Lemberger explained that while the defendants involved had illegal bribery intentions in their sexual relationship, that they also appeared to have wanted that relationship based on actual attraction and legal grounds.
Based on these mixed motivations, Lemberger said that the case likely would have been a loser in court.
Back in December 2019, then state attorney Shai Nitzan had said that both former Israel Bar Association president Efi Nave and Netanya Magistrate’s Court Judge Eti Karif would likely be indicted in the scandal.
Nave once controlled the deciding votes on the Judicial Selection Committee and Karif had been accused of engaging in an intimate relationship with him in exchange for his support to get her a judgeship.
In the December 2019 prosecution statement, a second judgeship scandal was closed.
Nave was suspected of engaging in an intimate relationship with a female lawyer married to a male magistrate’s judge in order to gain Nave’s support for the male judge’s promotion to the higher district court level.
Similarly, a probe into Nave’s having a problematic intimate relationship with a legal-intern was closed in December 2019 as improper, but not criminal.
In January 2019, Nave resigned as Israel Bar Association president in the wake of the “sex for judgeship” affair.
At the time, Lahav 433 – The National Crime Unit – questioned Nave and two other suspects, one of whom was Karif, for involvement in a scheme of promoting judicial candidates in exchange for sexual favors.
In addition, in January then-justice minister Ayelet Shaked, interviewed on Channel 12 about the Nave saga, defended herself against calls for her resignation due to her political alliance with Nave in the selection of judges.

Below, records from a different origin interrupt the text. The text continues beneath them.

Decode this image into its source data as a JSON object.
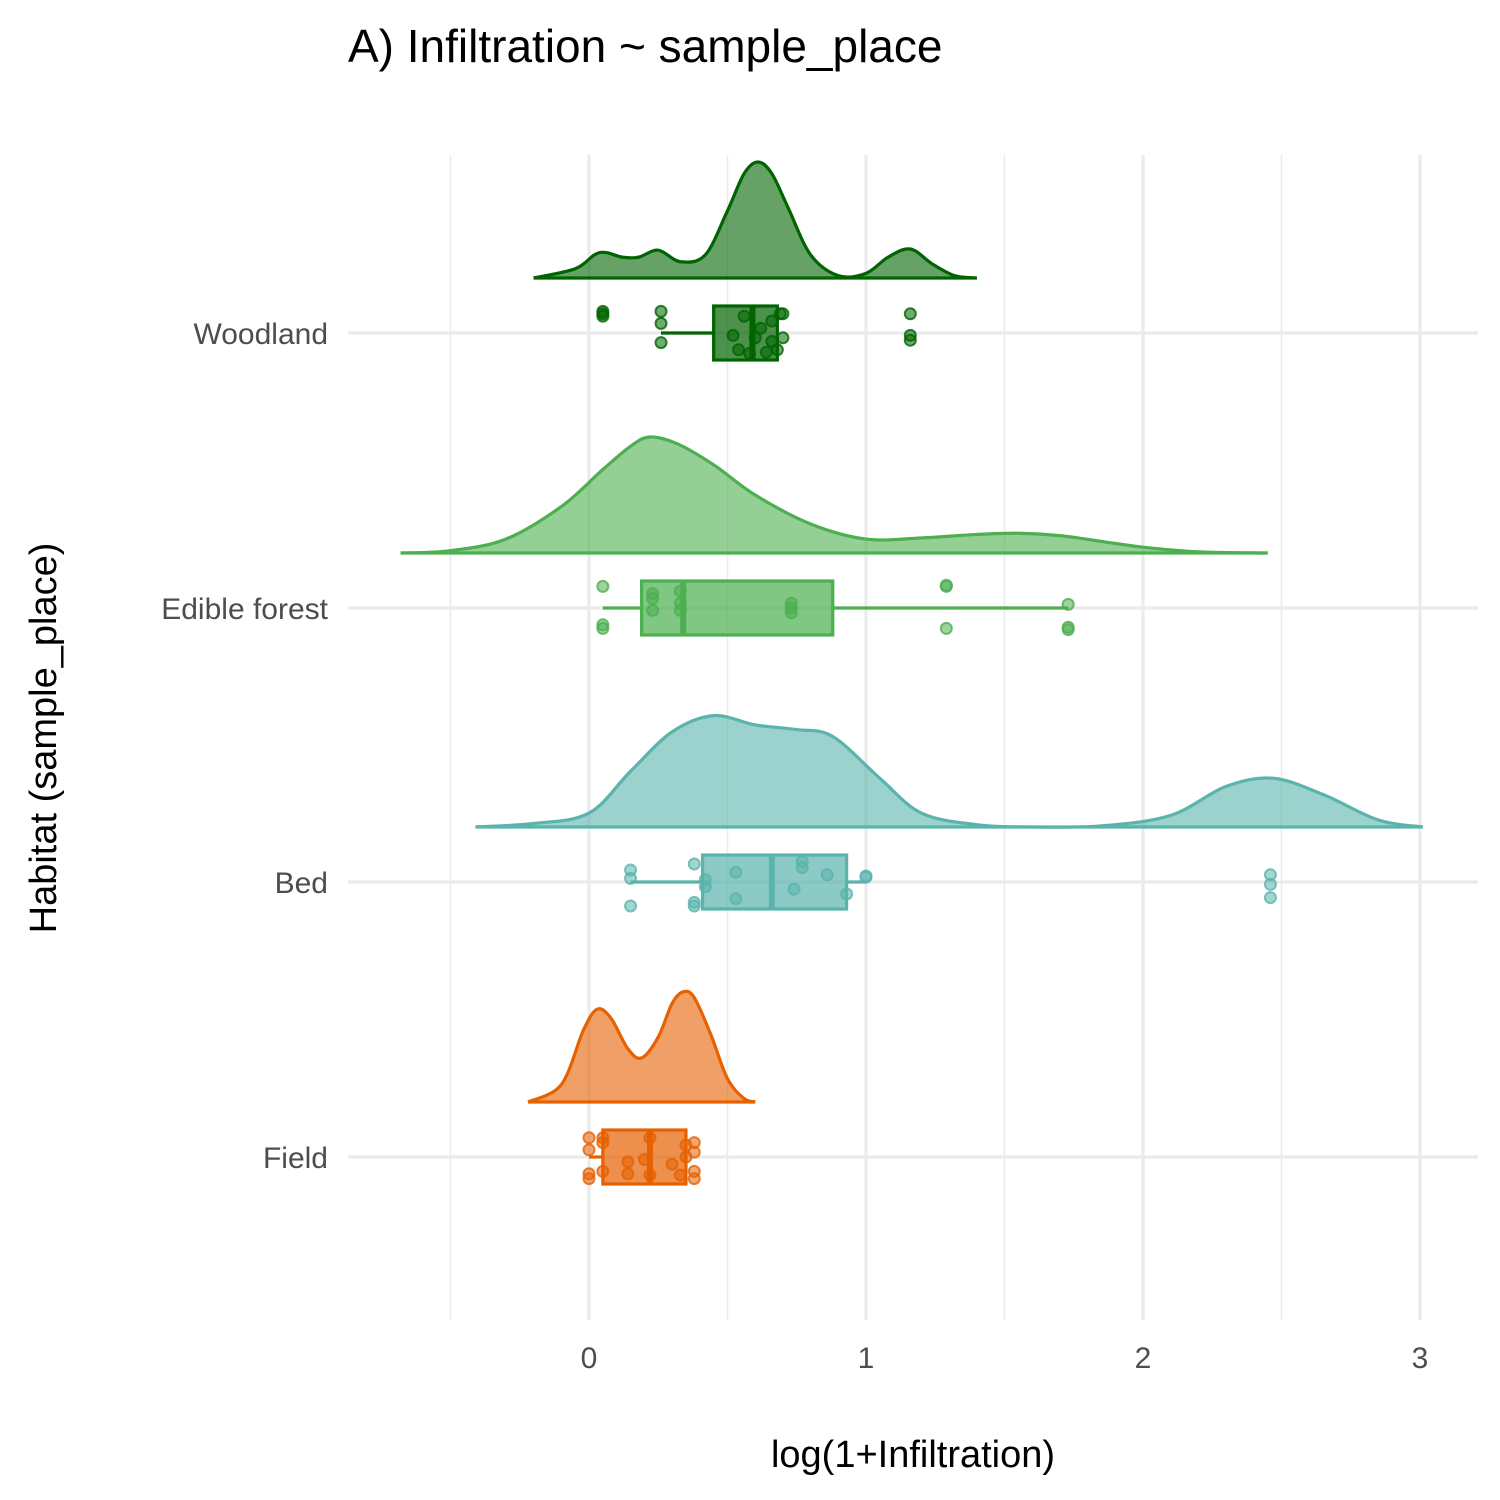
{
  "chart_data": {
    "type": "raincloud",
    "title": "A) Infiltration ~ sample_place",
    "xlabel": "log(1+Infiltration)",
    "ylabel": "Habitat (sample_place)",
    "xlim": [
      -0.5,
      3.2
    ],
    "x_ticks": [
      0,
      1,
      2,
      3
    ],
    "x_tick_labels": [
      "0",
      "1",
      "2",
      "3"
    ],
    "grid": true,
    "categories": [
      "Woodland",
      "Edible forest",
      "Bed",
      "Field"
    ],
    "series": [
      {
        "name": "Woodland",
        "color": "#006400",
        "box": {
          "min": 0.26,
          "q1": 0.45,
          "median": 0.59,
          "q3": 0.68,
          "max": 0.68
        },
        "points": [
          {
            "x": 0.05,
            "y": -0.7
          },
          {
            "x": 0.05,
            "y": -0.8
          },
          {
            "x": 0.05,
            "y": -0.9
          },
          {
            "x": 0.26,
            "y": 0.4
          },
          {
            "x": 0.26,
            "y": -0.4
          },
          {
            "x": 0.26,
            "y": -0.9
          },
          {
            "x": 0.52,
            "y": 0.1
          },
          {
            "x": 0.54,
            "y": 0.7
          },
          {
            "x": 0.56,
            "y": -0.7
          },
          {
            "x": 0.58,
            "y": 0.85
          },
          {
            "x": 0.6,
            "y": 0.2
          },
          {
            "x": 0.62,
            "y": -0.2
          },
          {
            "x": 0.64,
            "y": 0.8
          },
          {
            "x": 0.66,
            "y": -0.5
          },
          {
            "x": 0.66,
            "y": 0.35
          },
          {
            "x": 0.68,
            "y": 0.7
          },
          {
            "x": 0.69,
            "y": -0.8
          },
          {
            "x": 0.7,
            "y": 0.2
          },
          {
            "x": 0.7,
            "y": -0.8
          },
          {
            "x": 1.16,
            "y": 0.1
          },
          {
            "x": 1.16,
            "y": 0.3
          },
          {
            "x": 1.16,
            "y": -0.8
          }
        ],
        "density": [
          [
            -0.2,
            0.0
          ],
          [
            -0.05,
            0.08
          ],
          [
            0.02,
            0.2
          ],
          [
            0.06,
            0.22
          ],
          [
            0.12,
            0.18
          ],
          [
            0.18,
            0.18
          ],
          [
            0.25,
            0.24
          ],
          [
            0.33,
            0.14
          ],
          [
            0.42,
            0.2
          ],
          [
            0.5,
            0.58
          ],
          [
            0.56,
            0.9
          ],
          [
            0.61,
            1.0
          ],
          [
            0.66,
            0.9
          ],
          [
            0.72,
            0.6
          ],
          [
            0.8,
            0.2
          ],
          [
            0.9,
            0.02
          ],
          [
            1.0,
            0.04
          ],
          [
            1.08,
            0.18
          ],
          [
            1.16,
            0.25
          ],
          [
            1.24,
            0.12
          ],
          [
            1.32,
            0.02
          ],
          [
            1.4,
            0.0
          ]
        ]
      },
      {
        "name": "Edible forest",
        "color": "#4CAF50",
        "box": {
          "min": 0.05,
          "q1": 0.19,
          "median": 0.34,
          "q3": 0.88,
          "max": 1.73
        },
        "points": [
          {
            "x": 0.05,
            "y": 0.85
          },
          {
            "x": 0.05,
            "y": 0.7
          },
          {
            "x": 0.05,
            "y": -0.9
          },
          {
            "x": 0.23,
            "y": 0.1
          },
          {
            "x": 0.23,
            "y": -0.4
          },
          {
            "x": 0.23,
            "y": -0.6
          },
          {
            "x": 0.33,
            "y": 0.1
          },
          {
            "x": 0.33,
            "y": -0.2
          },
          {
            "x": 0.33,
            "y": -0.7
          },
          {
            "x": 0.73,
            "y": 0.2
          },
          {
            "x": 0.73,
            "y": 0.0
          },
          {
            "x": 0.73,
            "y": -0.2
          },
          {
            "x": 1.29,
            "y": 0.85
          },
          {
            "x": 1.29,
            "y": -0.9
          },
          {
            "x": 1.29,
            "y": -0.95
          },
          {
            "x": 1.73,
            "y": 0.9
          },
          {
            "x": 1.73,
            "y": 0.8
          },
          {
            "x": 1.73,
            "y": -0.15
          }
        ],
        "density": [
          [
            -0.68,
            0.0
          ],
          [
            -0.5,
            0.02
          ],
          [
            -0.3,
            0.12
          ],
          [
            -0.1,
            0.4
          ],
          [
            0.05,
            0.72
          ],
          [
            0.15,
            0.92
          ],
          [
            0.22,
            1.0
          ],
          [
            0.32,
            0.94
          ],
          [
            0.45,
            0.76
          ],
          [
            0.6,
            0.5
          ],
          [
            0.8,
            0.25
          ],
          [
            1.0,
            0.12
          ],
          [
            1.2,
            0.13
          ],
          [
            1.4,
            0.16
          ],
          [
            1.55,
            0.17
          ],
          [
            1.7,
            0.15
          ],
          [
            1.85,
            0.1
          ],
          [
            2.0,
            0.05
          ],
          [
            2.2,
            0.01
          ],
          [
            2.45,
            0.0
          ]
        ]
      },
      {
        "name": "Bed",
        "color": "#5AB4AC",
        "box": {
          "min": 0.15,
          "q1": 0.41,
          "median": 0.66,
          "q3": 0.93,
          "max": 1.0
        },
        "points": [
          {
            "x": 0.15,
            "y": 1.0
          },
          {
            "x": 0.15,
            "y": -0.15
          },
          {
            "x": 0.15,
            "y": -0.5
          },
          {
            "x": 0.38,
            "y": 1.0
          },
          {
            "x": 0.38,
            "y": 0.85
          },
          {
            "x": 0.38,
            "y": -0.75
          },
          {
            "x": 0.42,
            "y": 0.2
          },
          {
            "x": 0.42,
            "y": -0.1
          },
          {
            "x": 0.53,
            "y": 0.7
          },
          {
            "x": 0.53,
            "y": -0.4
          },
          {
            "x": 0.74,
            "y": 0.3
          },
          {
            "x": 0.77,
            "y": -0.6
          },
          {
            "x": 0.77,
            "y": -0.85
          },
          {
            "x": 0.86,
            "y": -0.3
          },
          {
            "x": 0.93,
            "y": 0.5
          },
          {
            "x": 1.0,
            "y": -0.2
          },
          {
            "x": 1.0,
            "y": -0.25
          },
          {
            "x": 2.46,
            "y": 0.65
          },
          {
            "x": 2.46,
            "y": 0.1
          },
          {
            "x": 2.46,
            "y": -0.3
          }
        ],
        "density": [
          [
            -0.41,
            0.0
          ],
          [
            -0.2,
            0.03
          ],
          [
            0.0,
            0.12
          ],
          [
            0.15,
            0.48
          ],
          [
            0.3,
            0.82
          ],
          [
            0.45,
            0.96
          ],
          [
            0.6,
            0.88
          ],
          [
            0.75,
            0.84
          ],
          [
            0.88,
            0.78
          ],
          [
            1.05,
            0.42
          ],
          [
            1.2,
            0.12
          ],
          [
            1.4,
            0.02
          ],
          [
            1.6,
            0.0
          ],
          [
            1.85,
            0.01
          ],
          [
            2.1,
            0.1
          ],
          [
            2.3,
            0.35
          ],
          [
            2.47,
            0.42
          ],
          [
            2.65,
            0.28
          ],
          [
            2.85,
            0.06
          ],
          [
            3.01,
            0.0
          ]
        ]
      },
      {
        "name": "Field",
        "color": "#E66101",
        "box": {
          "min": 0.0,
          "q1": 0.05,
          "median": 0.22,
          "q3": 0.35,
          "max": 0.35
        },
        "points": [
          {
            "x": 0.0,
            "y": 0.9
          },
          {
            "x": 0.0,
            "y": 0.7
          },
          {
            "x": 0.0,
            "y": -0.3
          },
          {
            "x": 0.0,
            "y": -0.8
          },
          {
            "x": 0.05,
            "y": 0.6
          },
          {
            "x": 0.05,
            "y": -0.6
          },
          {
            "x": 0.05,
            "y": -0.8
          },
          {
            "x": 0.14,
            "y": 0.7
          },
          {
            "x": 0.14,
            "y": 0.2
          },
          {
            "x": 0.2,
            "y": 0.1
          },
          {
            "x": 0.22,
            "y": -0.8
          },
          {
            "x": 0.22,
            "y": 0.75
          },
          {
            "x": 0.3,
            "y": 0.3
          },
          {
            "x": 0.33,
            "y": 0.75
          },
          {
            "x": 0.35,
            "y": 0.0
          },
          {
            "x": 0.35,
            "y": -0.5
          },
          {
            "x": 0.38,
            "y": 0.9
          },
          {
            "x": 0.38,
            "y": 0.6
          },
          {
            "x": 0.38,
            "y": -0.2
          },
          {
            "x": 0.38,
            "y": -0.6
          }
        ],
        "density": [
          [
            -0.22,
            0.0
          ],
          [
            -0.1,
            0.15
          ],
          [
            -0.02,
            0.62
          ],
          [
            0.03,
            0.8
          ],
          [
            0.08,
            0.72
          ],
          [
            0.14,
            0.46
          ],
          [
            0.19,
            0.38
          ],
          [
            0.25,
            0.56
          ],
          [
            0.3,
            0.85
          ],
          [
            0.34,
            0.95
          ],
          [
            0.38,
            0.9
          ],
          [
            0.44,
            0.58
          ],
          [
            0.5,
            0.2
          ],
          [
            0.56,
            0.03
          ],
          [
            0.6,
            0.0
          ]
        ]
      }
    ]
  }
}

Shaked lashed out at her critics, claiming that in a prior scandal involving an Israel Bar Association official who had formed an alliance with judges on the Judicial Selection Committee, no one called for the judges to resign because of their association with the bar official.
She said that she should not be attacked either, and was only being attacked because left-wing officials are upset over her success at appointing conservative justices to the Supreme Court.
Overall, she said that she trusts the police to find the truth at the heart of the case, and that even if Nave committed criminal acts, his actions should not put in a negative light the hundreds of proper judicial appointments that she, six Supreme Court justices and other officials made.
Shaked, Supreme Court President Esther Hayut and a number of other prominent members of the Judicial Selection Committee were expected to give testimony to police as fact witnesses at some point.